June of 2017 ended with the German parliament approving the bill targeted at eliminating hate speech and fake news on social media, including on Facebook, YouTube, and Google. The law will take effect in October of 2017, and could carry fines up to EUR 50 million.
We previously discussed the bill on this blog post. Now that the bill has been passed into law, social media companies are required to remove illegal hate speech within 24 hours after receiving notification or a complaint, and to block other offensive content within seven days. The law also requires social media companies to report the number of complaints they have received, and how they have dealt with them, every six months.
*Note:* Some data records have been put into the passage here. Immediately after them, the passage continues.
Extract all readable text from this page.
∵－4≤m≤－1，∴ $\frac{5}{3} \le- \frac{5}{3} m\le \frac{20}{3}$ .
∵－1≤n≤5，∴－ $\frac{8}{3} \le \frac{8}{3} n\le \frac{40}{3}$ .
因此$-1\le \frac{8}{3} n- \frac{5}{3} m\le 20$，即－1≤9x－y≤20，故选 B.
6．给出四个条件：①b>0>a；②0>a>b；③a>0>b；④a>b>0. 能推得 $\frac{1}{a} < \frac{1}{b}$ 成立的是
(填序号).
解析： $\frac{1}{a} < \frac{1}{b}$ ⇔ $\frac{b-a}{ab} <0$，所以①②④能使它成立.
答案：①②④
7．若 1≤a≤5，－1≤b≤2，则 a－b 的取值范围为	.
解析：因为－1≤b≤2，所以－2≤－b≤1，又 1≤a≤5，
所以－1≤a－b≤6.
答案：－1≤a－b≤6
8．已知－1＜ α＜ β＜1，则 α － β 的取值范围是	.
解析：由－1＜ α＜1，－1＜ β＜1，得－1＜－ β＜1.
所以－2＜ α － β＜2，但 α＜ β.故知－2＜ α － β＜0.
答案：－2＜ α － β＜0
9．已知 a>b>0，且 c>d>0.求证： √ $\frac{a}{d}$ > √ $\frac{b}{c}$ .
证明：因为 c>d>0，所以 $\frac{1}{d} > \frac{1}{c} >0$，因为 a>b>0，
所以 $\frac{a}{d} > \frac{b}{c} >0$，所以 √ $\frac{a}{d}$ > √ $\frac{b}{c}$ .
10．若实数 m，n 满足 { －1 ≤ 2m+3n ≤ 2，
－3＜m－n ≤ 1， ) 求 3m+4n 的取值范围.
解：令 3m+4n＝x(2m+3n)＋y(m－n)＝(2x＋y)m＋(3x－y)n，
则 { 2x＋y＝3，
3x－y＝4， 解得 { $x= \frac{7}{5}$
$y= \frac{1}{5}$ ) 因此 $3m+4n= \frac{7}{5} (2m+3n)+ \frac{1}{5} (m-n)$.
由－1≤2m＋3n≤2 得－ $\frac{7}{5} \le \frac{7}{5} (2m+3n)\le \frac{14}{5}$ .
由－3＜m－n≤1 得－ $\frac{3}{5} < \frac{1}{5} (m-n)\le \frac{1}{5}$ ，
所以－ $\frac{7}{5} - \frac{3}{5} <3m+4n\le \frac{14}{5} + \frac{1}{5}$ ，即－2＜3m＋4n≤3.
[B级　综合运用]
Germany already has stringent laws aimed at those who circulate defamatory material, public incitement to commit crimes, and threats of violence. The country has laws for Holocaust denialists, or inciting violence against minorities, the contravention of which can include prison sentences. These laws, including the most recent one passed, admittedly limit the right of freedom of expression, which enjoys a significantly greater protection in other countries, the most obvious one being the United States of America. In response to this limitation, Germany’s justice minister Heiko Mass responded that this new law “is not a limitation, but a prerequisite for freedom of expression.”
Germany’s laws on defamation, unfair discrimination, and the incitement of violence (particularly against minority groups) are very similar to laws covering the same topics in South Africa. These countries share similar pasts, with the Holocaust and Apartheid. They have also implemented similar laws since these periods of gross injustice to ensure that previous atrocities based on race do not occur in future.
South African courts have taken a robust approach recently towards the issue of hate speech and defamation on social media. To date, however, the focus seems to be on individuals and their conduct on social media, rather than on the social media companies themselves and their obligation to regulate the content that is posted on their pages.
Earlier this year, Facebook undertook to appoint thousands more moderators to vet the content that was being posted and shared on its platform. Whilst the social media company uses artificial intelligence to monitor the content that is shared, it still relies heavily on users reporting offensive content before it is able to take action. The new law passed by Germany now places increased responsibility on the company itself to regulate its content.
In March 2017, South African Minister of State Security David Mahlobo publicly stated that the regulation of social media is also being considered locally. Now that Germany has approved a law doing just that, we may soon see a social media bill before the South African Parliament too.